И это также не было оправданием для того, чтобы уйти от предписаний часа Лэнгхорна! — подумал он с усмешкой.
Краем глаза он уловил движение, и его глаза слегка расширились, когда он увидел, как к нему приближается еще одно из чарисийских нововведений. Майор Булирд и сейджин Мерч описали ему новые самоходные паровые драконы, но вид чего-то размером с тяжелый грузовой фургон, катящегося к нему без тяглового животного где-либо в поле зрения, все еще был поразительным. Его ухмылка стала шире, и он весело фыркнул, когда это осознание пронзило его. Пролететь, как виверна, более тысячи миль менее чем за один день, и после этого поразиться виду фургона без дракона перед собой?
Он покачал головой при этой мысли, затем повернулся, когда одетый в униформу чарисиец мягко постучал по легкому каркасу кабины, чтобы объявить о своем присутствии.
— Почтение капитана Кругейра, отец Ингшвэн, джентльмены, и мы будем готовы к высадке примерно через десять минут.
— Спасибо, сын мой, — сказал Ингшвэн Цанчжи, благословляя скипетром Лэнгхорна, и чарисиец кивнул головой и снова исчез.
— Ты видишь, Зейпо? — продолжил священник, поворачиваясь к Зейпо Оу-чжэну. — Вот мы и здесь, в безопасности на земле, и ни один человек не разбился насмерть по пути!»
— При всем моем уважении, мы еще не «на месте», — едко ответил мэр Жутияна.
— По сути, так оно и есть, — сказал ему Цанчжи с более широкой улыбкой.
— И если мы уберемся с этого адского устройства, пока оно не взорвалось, как сказал майор Булирд, я буду счастливым и благодарным человеком, — парировал Оу-чжэн. — Но я не считаю своих виверн до того, как они вылупятся!
— Иногда ты самый мрачный человек из всех, кого я знаю, — заметил священник, который стал фактическим епископом Чиндука.
— Реалист, отец. Реалист, — парировал Оу-чжэн. — Кто-то должен быть одним из них!
— Это работа Ингшвэна, — сказал Миян Джингдо. — Ваша работа, хотите вы это признать или нет, состоит в том, чтобы быть пессимистом Долины. И полагаю, что нам также нужен один такой.
— Не понимаю, как вам двоим всегда удается заставить меня чувствовать себя таким ценным и любимым, — ответил Оу-чжэн, и Джингдо усмехнулся. Затем он посмотрел на человека, который женился на его невестке. Насколько он понимал, это делало Тэнгвина Сингпу его шурином, и когда их глаза встретились, Джингдо мотнул головой в сторону парового дракона, который только что остановился с верхней частью трапа на ложе фургона напротив двери каюты по правому борту.
— Нам лучше идти, — сказал он.
— Я готов, — мягко сказал Сингпу. — Просто показывай дорогу.
Но Джингдо покачал головой.
— Нет, — сказал он. — Мы обсуждали это, и мы согласны. Ты показываешь дорогу, Тэнгвин.
— Это не подходит! — запротестовал Сингпу. — Вы или отец — вы лидеры этой «делегации»! Я буду идти за твоей спиной, где мне самое место.
— Нет, ты этого не сделаешь, сын мой. — Голос отца Ингшвэна был мягким, но неумолимым, и Сингпу посмотрел на него. — Как говорит Миян, мы обсуждали это, Тэнгвин, и человек, чьи солдаты так долго защищали нас — человек, который является единственной причиной, по которой мы здесь, — это тот, кто собирается вывести нас из «адского устройства Зейпо». И этот человек, мой сын, — ты.

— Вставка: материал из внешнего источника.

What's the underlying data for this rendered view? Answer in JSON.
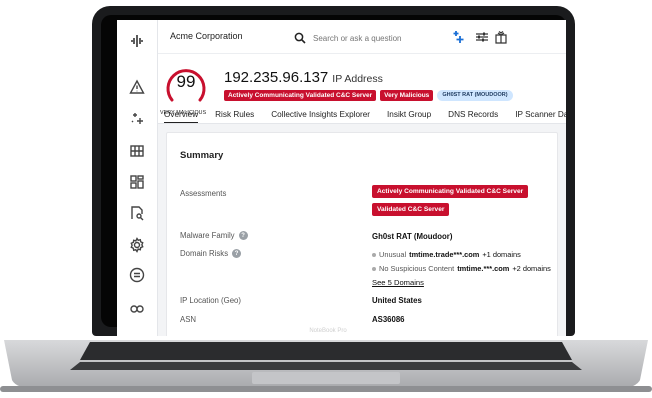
{
  "device": {
    "label": "NoteBook Pro"
  },
  "topbar": {
    "org": "Acme Corporation",
    "search_placeholder": "Search or ask a question"
  },
  "header": {
    "score": "99",
    "score_label": "VERY MALICIOUS",
    "ip": "192.235.96.137",
    "entity_type": "IP Address",
    "tags": [
      {
        "label": "Actively Communicating Validated C&C Server",
        "color": "#c8102e"
      },
      {
        "label": "Very Malicious",
        "color": "#c8102e"
      },
      {
        "label": "GH0ST RAT (MOUDOOR)",
        "color": "#cfe6ff"
      }
    ]
  },
  "tabs": [
    {
      "label": "Overview",
      "active": true
    },
    {
      "label": "Risk Rules"
    },
    {
      "label": "Collective Insights Explorer"
    },
    {
      "label": "Insikt Group"
    },
    {
      "label": "DNS Records"
    },
    {
      "label": "IP Scanner Data"
    }
  ],
  "summary": {
    "title": "Summary",
    "assessments_label": "Assessments",
    "assessments": [
      "Actively Communicating Validated C&C Server",
      "Validated C&C Server"
    ],
    "malware_label": "Malware Family",
    "malware": "Gh0st RAT (Moudoor)",
    "domain_label": "Domain Risks",
    "domains": [
      {
        "category": "Unusual",
        "domain": "tmtime.trade***.com",
        "extra": "+1 domains"
      },
      {
        "category": "No Suspicious Content",
        "domain": "tmtime.***.com",
        "extra": "+2 domains"
      }
    ],
    "see_domains": "See 5 Domains",
    "location_label": "IP Location (Geo)",
    "location": "United States",
    "asn_label": "ASN",
    "asn": "AS36086"
  },
  "colors": {
    "accent": "#c8102e",
    "nav_border": "#e4e6ea"
  }
}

Сингпу снова открыл рот, но затем он оглядел эти спокойные глаза, увидел в них согласие и понял, что возражения не принесут ему ничего хорошего. И даже когда он подумал об этом, даже когда он понял, что крестьянин не имеет права узурпировать свое «лучшее» место, он понял и кое-что еще.
Они были правы.
Не потому, что они решили оказать ему такую честь, хотел он этого или нет, а потому, что в этот день, в этом месте, это не было делом чьих-то «лучших»… и больше никогда не повторится. Это было истинное наследие восстания, мемориал его и многих других погибших людей. Сегодня, когда долина Чиндук официально присоединится к Соединенным провинциям, они сделали бы это, потому что это было то, что свободно выбрали люди — все люди — Долины. И поэтому эти люди — эти друзья, каждый из которых когда-то был его «лучшим», — были правы, высказывая это мнение. Настоять на том, чтобы делегацию Долины новой нации, частью которой они собирались стать, возглавил крестьянин. Потому что после этого дня эти крестьяне никогда больше не будут следовать, как скот, по пятам за любым аристократом или прелатом.